Department of Computer Bioscience, Nagahama Institute of Bio-science and Technology, Nagahama, Shiga-pref, Japan.
PLoS One. 2013;8(2):e57684. doi: 10.1371/journal.pone.0057684. Epub 2013 Feb 27.
A large number of nucleotide sequences of various pathogens are available in public databases. The growth of the datasets has resulted in an enormous increase in computational costs. Moreover, due to differences in surveillance activities, the number of sequences found in databases varies from one country to another and from year to year. Therefore, it is important to study resampling methods to reduce the sampling bias. A novel algorithm-called the closest-neighbor trimming method-that resamples a given number of sequences from a large nucleotide sequence dataset was proposed. The performance of the proposed algorithm was compared with other algorithms by using the nucleotide sequences of human H3N2 influenza viruses. We compared the closest-neighbor trimming method with the naive hierarchical clustering algorithm and [Formula: see text]-medoids clustering algorithm. Genetic information accumulated in public databases contains sampling bias. The closest-neighbor trimming method can thin out densely sampled sequences from a given dataset. Since nucleotide sequences are among the most widely used materials for life sciences, we anticipate that our algorithm to various datasets will result in reducing sampling bias.

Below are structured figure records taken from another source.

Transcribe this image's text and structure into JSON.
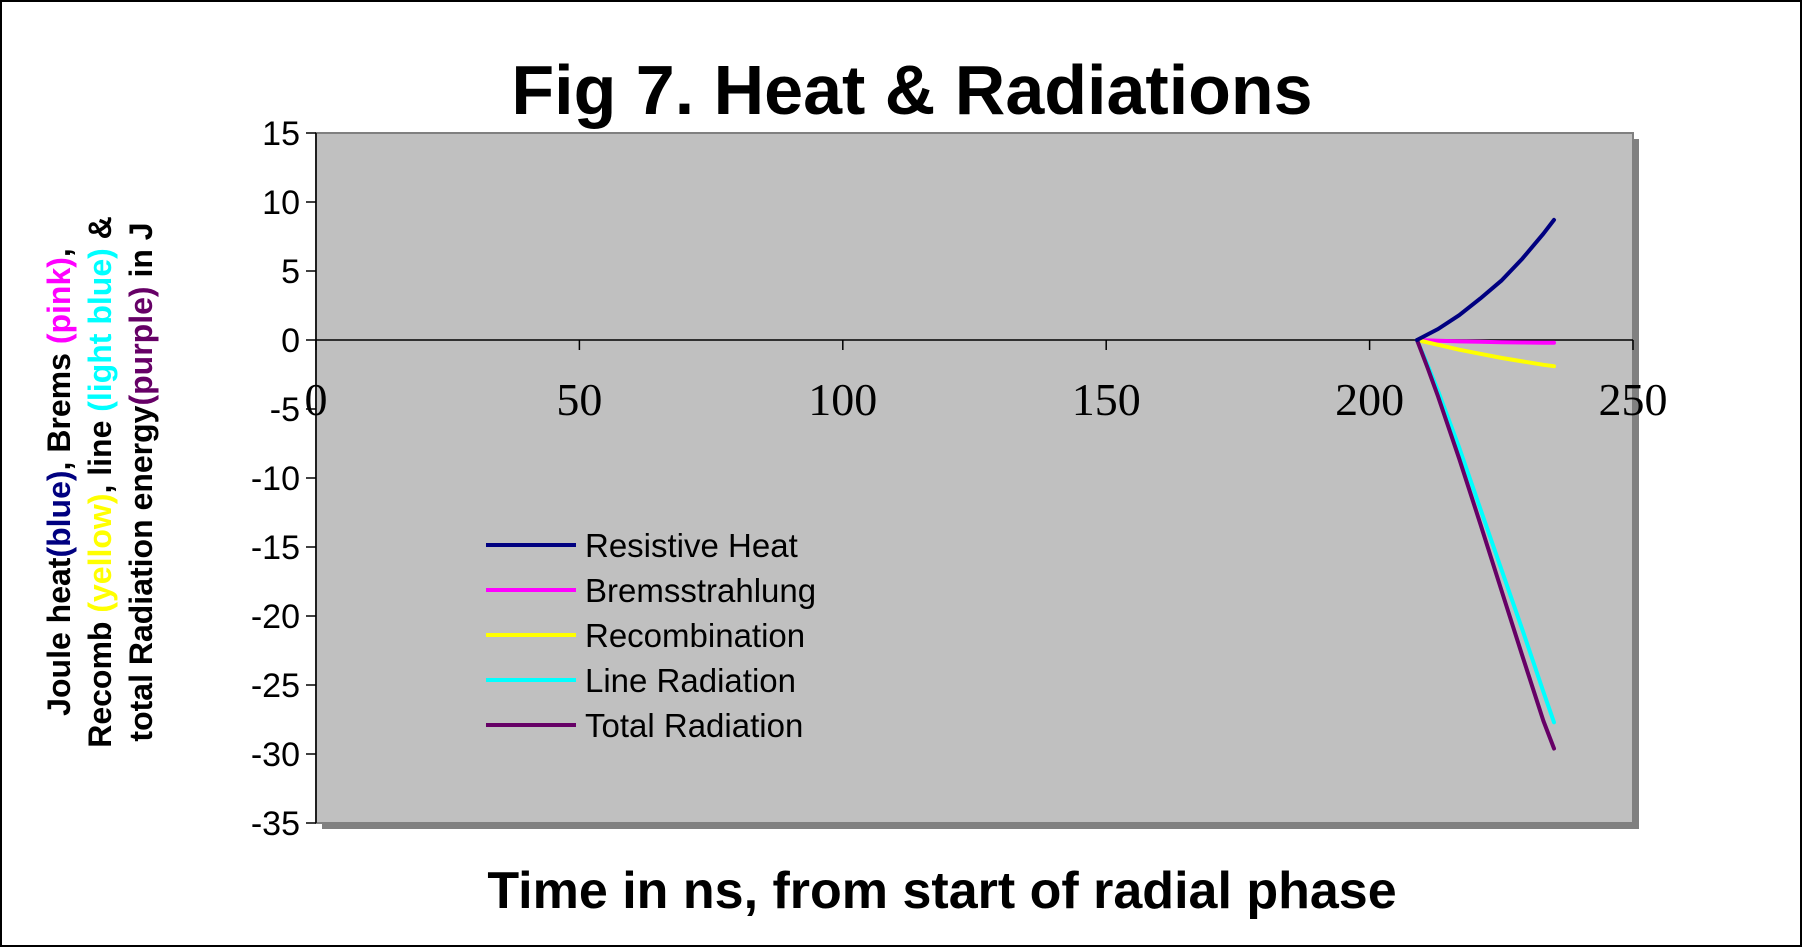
{
  "chart_data": {
    "type": "line",
    "title": "Fig 7. Heat & Radiations",
    "xlabel": "Time in ns, from start of radial phase",
    "ylabel_lines": [
      [
        {
          "text": "Joule heat",
          "color": "#000000"
        },
        {
          "text": "(blue)",
          "color": "#000080"
        },
        {
          "text": ", Brems ",
          "color": "#000000"
        },
        {
          "text": "(pink)",
          "color": "#ff00ff"
        },
        {
          "text": ",",
          "color": "#000000"
        }
      ],
      [
        {
          "text": "Recomb ",
          "color": "#000000"
        },
        {
          "text": "(yellow)",
          "color": "#ffff00"
        },
        {
          "text": ", line ",
          "color": "#000000"
        },
        {
          "text": "(light blue)",
          "color": "#00ffff"
        },
        {
          "text": " &",
          "color": "#000000"
        }
      ],
      [
        {
          "text": "total Radiation energy",
          "color": "#000000"
        },
        {
          "text": "(purple)",
          "color": "#660066"
        },
        {
          "text": " in J",
          "color": "#000000"
        }
      ]
    ],
    "xlim": [
      0,
      250
    ],
    "ylim": [
      -35,
      15
    ],
    "xticks": [
      0,
      50,
      100,
      150,
      200,
      250
    ],
    "yticks": [
      15,
      10,
      5,
      0,
      -5,
      -10,
      -15,
      -20,
      -25,
      -30,
      -35
    ],
    "plot_background": "#c0c0c0",
    "grid": false,
    "legend_position": "lower-left inside plot",
    "series": [
      {
        "name": "Resistive Heat",
        "color": "#000080",
        "x": [
          209,
          213,
          217,
          221,
          225,
          229,
          233,
          235
        ],
        "y": [
          0,
          0.8,
          1.8,
          3.0,
          4.3,
          5.9,
          7.7,
          8.7
        ]
      },
      {
        "name": "Bremsstrahlung",
        "color": "#ff00ff",
        "x": [
          209,
          213,
          217,
          221,
          225,
          229,
          233,
          235
        ],
        "y": [
          0,
          -0.05,
          -0.1,
          -0.13,
          -0.16,
          -0.18,
          -0.2,
          -0.2
        ]
      },
      {
        "name": "Recombination",
        "color": "#ffff00",
        "x": [
          209,
          213,
          217,
          221,
          225,
          229,
          233,
          235
        ],
        "y": [
          0,
          -0.35,
          -0.7,
          -1.0,
          -1.3,
          -1.55,
          -1.8,
          -1.9
        ]
      },
      {
        "name": "Line Radiation",
        "color": "#00ffff",
        "x": [
          209,
          211,
          213,
          217,
          221,
          225,
          229,
          233,
          235
        ],
        "y": [
          0,
          -1.8,
          -3.7,
          -7.8,
          -12.2,
          -16.6,
          -21.0,
          -25.5,
          -27.7
        ]
      },
      {
        "name": "Total Radiation",
        "color": "#660066",
        "x": [
          209,
          211,
          213,
          217,
          221,
          225,
          229,
          233,
          235
        ],
        "y": [
          0,
          -2.0,
          -4.1,
          -8.6,
          -13.3,
          -18.1,
          -22.9,
          -27.6,
          -29.6
        ]
      }
    ]
  }
}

大量的各种病原体的核苷酸序列可在公共数据库中获得。数据集的增长导致计算成本的大量增加。此外,由于监测活动的差异,数据库中发现的序列数量因国家和年份而异。因此,研究重采样方法以减少采样偏差是很重要的。提出了一种新的算法,称为最近邻修剪方法,该方法可以从大型核苷酸序列数据集中随机抽取给定数量的序列。通过使用人 H3N2 流感病毒的核苷酸序列,将所提出的算法的性能与其他算法进行了比较。我们将最近邻修剪方法与朴素层次聚类算法和[Formula: see text]-medoids 聚类算法进行了比较。公共数据库中积累的遗传信息包含采样偏差。最近邻修剪方法可以从给定的数据集中剔除密集采样的序列。由于核苷酸序列是生命科学中最广泛使用的材料之一,我们预计我们的算法将应用于各种数据集,从而减少采样偏差。